Немного прошло дней, и люди света, встречаясь или отписывая друг другу, стали твердить: «Вы будете на вечере Бегуэм?» — «Была ли у графа W Руна Бегуэм?» — «Кто был на празднике Бегуэм?» — «Представьте меня Руне Бегуэм».
— «Расскажите о Руне Бегуэм». Как будто родилась вновь красавица Бегуэм и снова начала жить. Ее сумасшедшие заказы бросали в пот и азарт лучшие фирмы города; у ювелиров, портних, более важных и знаменитых, чем даже некоторые фамилии, у вилл и театров, у ярких, как пожар ночью, подъездов знати останавливалась теперь каждый день карета Бегуэм, смешавшей жизнь в упоительное однообразие праздника. Словно оглянувшись назад и спохватясь, вспомнила она, что ей лишь двадцать два года; что отчужденность, хотя бы и оригинального тона, гасит постепенно желания, лишая сердце золотого узора и цветных гирлянд бесчисленных наслаждений. Щедрой рукой она повернула ключи, и, шумно приветствуя ее, грянули из всех дверей хоры привета; королевой общества, счастьем и целью столь многих любвей стала она, что уже в одном пожатии мужской руки слышала целую речь, — признание или завистливый вздох, или же тот нервный трепет холодных натур, который обжигает, как лед, действуя иногда сильнее всех монологов. Казалось, рауты и балы, приемы и вечера восприняли несравненный блеск, волнение тончайшего аромата, с тех пор как эта нежная и сильная красота стала улыбаться средь них; остроумнее становились остроумцы; наряднее — щеголи; особый свет, отблеск восхитительного луча, сообщался даже некрасивым и старым лицам, если находились те люди в ее обществе. Все обращалось к ней, все отмечало ее. Каждый, внимая ей или следя, как кружит она в паре с красивым фраком, где пробор и осанка, гордый глаз и бархатный ус тлеют, уничтожаясь близостью этого молодого огня, развевающего белый шлейф свой среди богатой и свободной толпы, думал, что здесь предел жизнерадостному покою, озаренному крылом счастья, что нет счастливей ее; и, так думая, не знали ничего — все.

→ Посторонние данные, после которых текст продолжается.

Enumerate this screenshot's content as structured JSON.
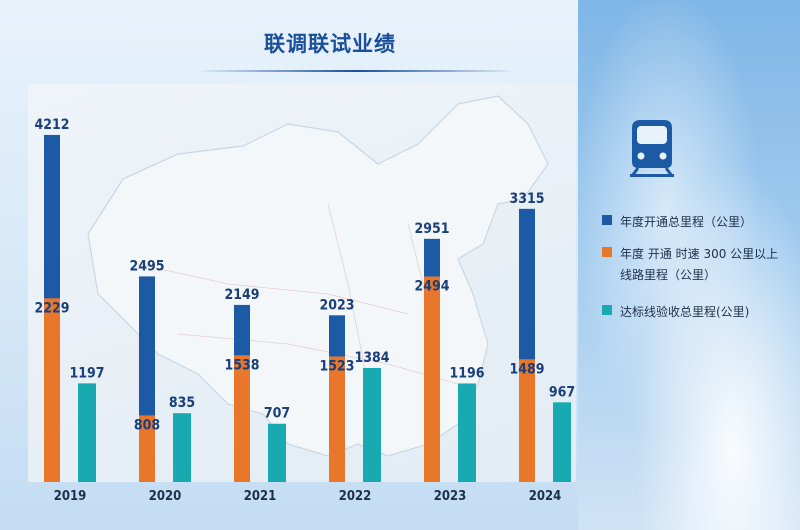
{
  "title": "联调联试业绩",
  "icon": "train-front-icon",
  "colors": {
    "series1": "#1d5aa6",
    "series2": "#e8762b",
    "series3": "#18aab0",
    "label": "#1a3f7a",
    "axis_text": "#1d2f4a"
  },
  "legend": [
    {
      "text": "年度开通总里程（公里）"
    },
    {
      "text": "年度 开通 时速 300 公里以上线路里程（公里）"
    },
    {
      "text": "达标线验收总里程(公里)"
    }
  ],
  "chart_data": {
    "type": "bar",
    "title": "联调联试业绩",
    "categories": [
      "2019",
      "2020",
      "2021",
      "2022",
      "2023",
      "2024"
    ],
    "series": [
      {
        "name": "年度开通总里程（公里）",
        "values": [
          4212,
          2495,
          2149,
          2023,
          2951,
          3315
        ]
      },
      {
        "name": "年度 开通 时速 300 公里以上线路里程（公里）",
        "values": [
          2229,
          808,
          1538,
          1523,
          2494,
          1489
        ]
      },
      {
        "name": "达标线验收总里程(公里)",
        "values": [
          1197,
          835,
          707,
          1384,
          1196,
          967
        ]
      }
    ],
    "overlay": "series 2 bar drawn over series 1 bar in the same column",
    "ylim": [
      0,
      5000
    ],
    "grid": false,
    "legend_position": "right"
  }
}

«Забудьте, забудьте!» — слышала иногда Руна во взрыве ликующих голосов, в вырезе скрипичного такта или стука колес, ветром уносящих ее к новому оживлению; но «забудьте!» — само предательски напоминает о том, что тщится стереть. Не любовь, не сожаление, не страсть чувствовала она, но боль; нельзя было объяснить эту боль, ни про себя даже понять ее, как, в стороне от правильной мысли, часто понимаем мы многое, легшее поперек привычных нам чувств. Тоска губила ее. Куда бы ни приезжала она, в какое бы ни стала положение у себя дома или в доме чужом, не было ей защиты от впечатлений, грызущих ходы свои в недрах души нашей; то как молнии внезапно сверкали они, то тихо и исподволь, накладывая тяжесть на тяжесть, выщупывали пределы страданию. Смотря на купол театра, медленно поднимала она руку к глазам, чтобы закрыть начинающее возникать в высоте; высота кружилась; кружился, трепеща, свод; свет люстр, замирая или разгораясь, ослеплял, кроя туманом блестящий поворот ярусов, внизу которых, подобная обмороку, светилась отвесная бездна. Тогда все впечатления, вся наличность момента, зрелища, сцены и любезного за спиной полушепота спокойных мужчин, чья одна близость была бы уже надежной защитой при всякой иной опасности, — делались невыносимой обузой; и, выждав удар сердца, удар, рождающийся одновременно в висках и душе, к барьеру соседней ложи подходил Друд. Тогда, бледнея и улыбаясь, она говорила окружающим, что ей нехорошо, затем уезжала домой, зная, что не уснет. Всю ночь в спальне и остальных помещениях ее дома горел свет; прислушиваясь к себе, как к двери, за которой, тихо дыша, стоит враг, сидела или ходила она; то рассмеявшись презрительно, но таким смехом, от которого еще холоднее и глуше в сердце, то плача и трепеща, боролась она с страхом, стремящимся сорвать крик. Но крик был только в душе.